Creio que não saiu de moda o aforismo “a ocasião faz o ladrão”. Pode-se, igualmente, também dizer que em política as circunstâncias fazem as opções ideológicas e partidárias. Não será de um, de cem ou de mil o número de pessoas que transitam de um lado para outro do espectro das ideias e da política partidária, consoante o canto da sereia. Essa liberdade de escolha, em si, não é condenável.

Qualquer um de nós tem o direito e a liberdade de fazer as escolhas e as opções políticas que quiser. É isso, pelo menos, o que pregam os democratas convictos da velha guarda ou os arrivistas. Temos é que manter alguma coerência com essas opções. Ou justificá-las com alguma honradez quando nos levamos a sério.

O que parece condenável, a meu ver, é constatar que homens minimamente dotados de conhecimentos que os credenciam à vida pública prepararem-se para o exercício do poder político mercê do jogo sujo e oportunista de se adaptarem às circunstancias de momento, a assumirem uma demagogia de linguagem rebuscada e pseudocientífica, a nadarem sempre a favor da correnteza, a dançarem conforme a música lhes é agradável e de ritmo conveniente.
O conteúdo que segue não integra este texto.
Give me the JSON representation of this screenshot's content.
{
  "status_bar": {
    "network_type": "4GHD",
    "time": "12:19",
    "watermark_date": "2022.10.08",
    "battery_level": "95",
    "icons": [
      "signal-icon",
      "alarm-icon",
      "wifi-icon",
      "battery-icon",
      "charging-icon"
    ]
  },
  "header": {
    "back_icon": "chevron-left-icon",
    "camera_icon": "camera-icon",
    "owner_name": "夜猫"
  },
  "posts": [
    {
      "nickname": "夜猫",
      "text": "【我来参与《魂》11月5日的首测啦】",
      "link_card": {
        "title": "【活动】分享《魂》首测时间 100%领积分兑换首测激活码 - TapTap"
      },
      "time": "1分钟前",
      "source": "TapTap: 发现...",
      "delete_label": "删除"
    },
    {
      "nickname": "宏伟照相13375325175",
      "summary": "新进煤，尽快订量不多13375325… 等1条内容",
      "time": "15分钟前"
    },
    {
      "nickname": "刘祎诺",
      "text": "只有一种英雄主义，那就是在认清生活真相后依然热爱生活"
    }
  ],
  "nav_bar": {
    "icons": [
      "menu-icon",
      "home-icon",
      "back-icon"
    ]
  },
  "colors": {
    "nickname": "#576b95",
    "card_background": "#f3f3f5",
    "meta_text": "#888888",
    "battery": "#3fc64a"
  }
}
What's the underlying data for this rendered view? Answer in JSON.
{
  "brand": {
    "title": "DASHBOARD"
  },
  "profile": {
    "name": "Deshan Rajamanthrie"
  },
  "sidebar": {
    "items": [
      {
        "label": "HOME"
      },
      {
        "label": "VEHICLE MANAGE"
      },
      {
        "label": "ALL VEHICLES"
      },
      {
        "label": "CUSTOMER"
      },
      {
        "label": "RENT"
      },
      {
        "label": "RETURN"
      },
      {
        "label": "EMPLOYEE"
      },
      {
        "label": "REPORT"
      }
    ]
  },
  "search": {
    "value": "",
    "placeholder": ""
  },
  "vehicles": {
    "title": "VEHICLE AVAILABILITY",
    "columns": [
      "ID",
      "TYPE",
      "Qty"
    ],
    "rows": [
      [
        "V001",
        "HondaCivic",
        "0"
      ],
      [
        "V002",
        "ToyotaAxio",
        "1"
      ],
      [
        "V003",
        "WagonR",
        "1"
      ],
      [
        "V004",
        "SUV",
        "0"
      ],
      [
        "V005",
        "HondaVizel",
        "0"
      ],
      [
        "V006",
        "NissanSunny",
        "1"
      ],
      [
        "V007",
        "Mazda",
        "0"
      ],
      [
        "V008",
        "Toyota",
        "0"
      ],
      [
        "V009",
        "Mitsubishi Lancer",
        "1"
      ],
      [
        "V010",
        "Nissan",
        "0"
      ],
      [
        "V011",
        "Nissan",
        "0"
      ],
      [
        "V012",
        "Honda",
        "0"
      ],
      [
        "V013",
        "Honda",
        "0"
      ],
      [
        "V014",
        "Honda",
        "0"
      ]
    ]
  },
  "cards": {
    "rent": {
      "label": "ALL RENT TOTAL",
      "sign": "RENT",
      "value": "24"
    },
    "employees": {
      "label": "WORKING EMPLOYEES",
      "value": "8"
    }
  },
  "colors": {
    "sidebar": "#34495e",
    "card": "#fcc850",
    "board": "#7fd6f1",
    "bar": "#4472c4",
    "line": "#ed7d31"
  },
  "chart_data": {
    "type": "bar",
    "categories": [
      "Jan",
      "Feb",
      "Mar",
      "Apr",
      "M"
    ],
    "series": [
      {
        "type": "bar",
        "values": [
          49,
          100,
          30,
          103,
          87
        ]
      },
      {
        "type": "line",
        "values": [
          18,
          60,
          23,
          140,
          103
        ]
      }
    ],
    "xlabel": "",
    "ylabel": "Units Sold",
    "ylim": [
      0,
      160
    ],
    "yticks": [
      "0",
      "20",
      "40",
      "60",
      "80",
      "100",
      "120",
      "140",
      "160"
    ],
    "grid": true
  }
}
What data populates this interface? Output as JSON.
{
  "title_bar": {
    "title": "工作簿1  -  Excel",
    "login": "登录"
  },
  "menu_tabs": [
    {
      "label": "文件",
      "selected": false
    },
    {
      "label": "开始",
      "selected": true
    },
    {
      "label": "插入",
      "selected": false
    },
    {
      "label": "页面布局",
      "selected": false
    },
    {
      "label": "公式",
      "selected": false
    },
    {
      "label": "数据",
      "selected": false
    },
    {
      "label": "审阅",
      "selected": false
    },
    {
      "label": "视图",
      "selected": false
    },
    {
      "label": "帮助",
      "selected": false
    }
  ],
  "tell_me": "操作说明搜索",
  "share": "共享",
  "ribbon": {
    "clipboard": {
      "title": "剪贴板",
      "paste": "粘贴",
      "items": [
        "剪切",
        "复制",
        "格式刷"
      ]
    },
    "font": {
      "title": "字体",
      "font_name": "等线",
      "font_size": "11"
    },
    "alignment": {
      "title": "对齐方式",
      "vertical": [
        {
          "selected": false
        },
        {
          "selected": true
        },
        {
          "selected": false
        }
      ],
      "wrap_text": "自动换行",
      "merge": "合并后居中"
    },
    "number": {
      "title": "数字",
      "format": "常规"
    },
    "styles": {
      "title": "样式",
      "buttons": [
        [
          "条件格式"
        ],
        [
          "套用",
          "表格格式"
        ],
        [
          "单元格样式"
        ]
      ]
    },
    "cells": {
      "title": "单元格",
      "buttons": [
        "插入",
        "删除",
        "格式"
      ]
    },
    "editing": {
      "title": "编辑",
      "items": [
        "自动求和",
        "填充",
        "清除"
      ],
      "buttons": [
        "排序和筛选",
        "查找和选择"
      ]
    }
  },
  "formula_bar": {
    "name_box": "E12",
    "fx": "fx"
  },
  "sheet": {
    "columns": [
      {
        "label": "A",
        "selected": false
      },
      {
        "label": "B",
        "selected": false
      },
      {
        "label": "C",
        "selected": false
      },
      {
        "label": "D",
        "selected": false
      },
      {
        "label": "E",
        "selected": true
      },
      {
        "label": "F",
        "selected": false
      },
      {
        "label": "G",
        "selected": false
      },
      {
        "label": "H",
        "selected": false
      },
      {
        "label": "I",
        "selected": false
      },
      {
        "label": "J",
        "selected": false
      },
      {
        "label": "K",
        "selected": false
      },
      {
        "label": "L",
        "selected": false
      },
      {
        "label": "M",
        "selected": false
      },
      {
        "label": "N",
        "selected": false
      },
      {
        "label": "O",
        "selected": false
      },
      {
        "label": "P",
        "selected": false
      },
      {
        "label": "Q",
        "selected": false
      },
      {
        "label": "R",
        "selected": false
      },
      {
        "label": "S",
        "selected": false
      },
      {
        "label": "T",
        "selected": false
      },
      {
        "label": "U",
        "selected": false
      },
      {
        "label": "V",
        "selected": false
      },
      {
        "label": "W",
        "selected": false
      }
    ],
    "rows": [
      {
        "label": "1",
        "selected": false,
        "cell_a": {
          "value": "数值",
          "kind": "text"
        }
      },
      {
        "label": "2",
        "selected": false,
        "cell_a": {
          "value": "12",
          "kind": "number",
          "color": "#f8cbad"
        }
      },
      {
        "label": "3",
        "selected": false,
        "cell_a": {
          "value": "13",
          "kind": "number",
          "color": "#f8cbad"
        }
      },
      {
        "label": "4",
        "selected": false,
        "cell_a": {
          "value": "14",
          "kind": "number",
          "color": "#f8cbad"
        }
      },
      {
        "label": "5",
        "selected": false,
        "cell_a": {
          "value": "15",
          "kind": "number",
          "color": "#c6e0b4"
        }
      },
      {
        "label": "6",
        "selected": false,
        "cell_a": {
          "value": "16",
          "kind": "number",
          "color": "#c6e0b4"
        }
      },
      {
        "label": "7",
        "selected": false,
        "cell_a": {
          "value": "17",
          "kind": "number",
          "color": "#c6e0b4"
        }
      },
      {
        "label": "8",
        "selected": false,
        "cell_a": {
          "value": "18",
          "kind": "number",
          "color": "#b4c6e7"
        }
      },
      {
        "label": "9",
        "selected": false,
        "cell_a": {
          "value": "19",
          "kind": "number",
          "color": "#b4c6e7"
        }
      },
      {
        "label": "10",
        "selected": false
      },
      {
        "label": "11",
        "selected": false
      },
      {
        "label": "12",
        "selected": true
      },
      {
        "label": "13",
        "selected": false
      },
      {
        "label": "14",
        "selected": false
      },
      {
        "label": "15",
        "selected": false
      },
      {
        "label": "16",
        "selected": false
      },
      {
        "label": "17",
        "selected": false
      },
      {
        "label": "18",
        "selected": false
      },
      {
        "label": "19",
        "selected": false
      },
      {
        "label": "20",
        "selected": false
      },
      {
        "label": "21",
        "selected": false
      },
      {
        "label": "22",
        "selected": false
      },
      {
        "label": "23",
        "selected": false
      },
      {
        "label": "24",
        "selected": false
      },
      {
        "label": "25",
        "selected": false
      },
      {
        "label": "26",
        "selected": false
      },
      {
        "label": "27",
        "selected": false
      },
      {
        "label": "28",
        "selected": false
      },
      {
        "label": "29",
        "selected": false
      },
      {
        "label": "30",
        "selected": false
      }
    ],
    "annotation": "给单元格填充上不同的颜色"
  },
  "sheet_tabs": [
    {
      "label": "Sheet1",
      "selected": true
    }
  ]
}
Será essa, com certeza, a história política brasileira contemporânea que, entre inúmeros exemplos, evidencia o caso dos cidadãos José Serra e Fernando Henrique Cardoso, dois expoentes de uma, seja dita, esquerda política, que nada mais representou até hoje do que o sonho social democrata em ninhos de esquerda de matizes socialistas, enquanto ser de esquerda era a “moda”, ainda que arriscada e perigosa. Em particular dentro do âmbito muitas vezes elitista e acadêmico das universidades. Os caminhos do exílio e do banimento durante e após o golpe de 64 têm, a esse respeito, histórias bem diferentes para serem contadas.

A trajetória desses dois expoentes do PSDB é emblemática em vários sentidos: FHC pelo exercício aligeirado e elegante do mando político, mas desprovido de maior conteúdo; Serra pela obsessão em chegar à presidência da república, gabando-se de ser um dos brasileiros mais preparados para isso.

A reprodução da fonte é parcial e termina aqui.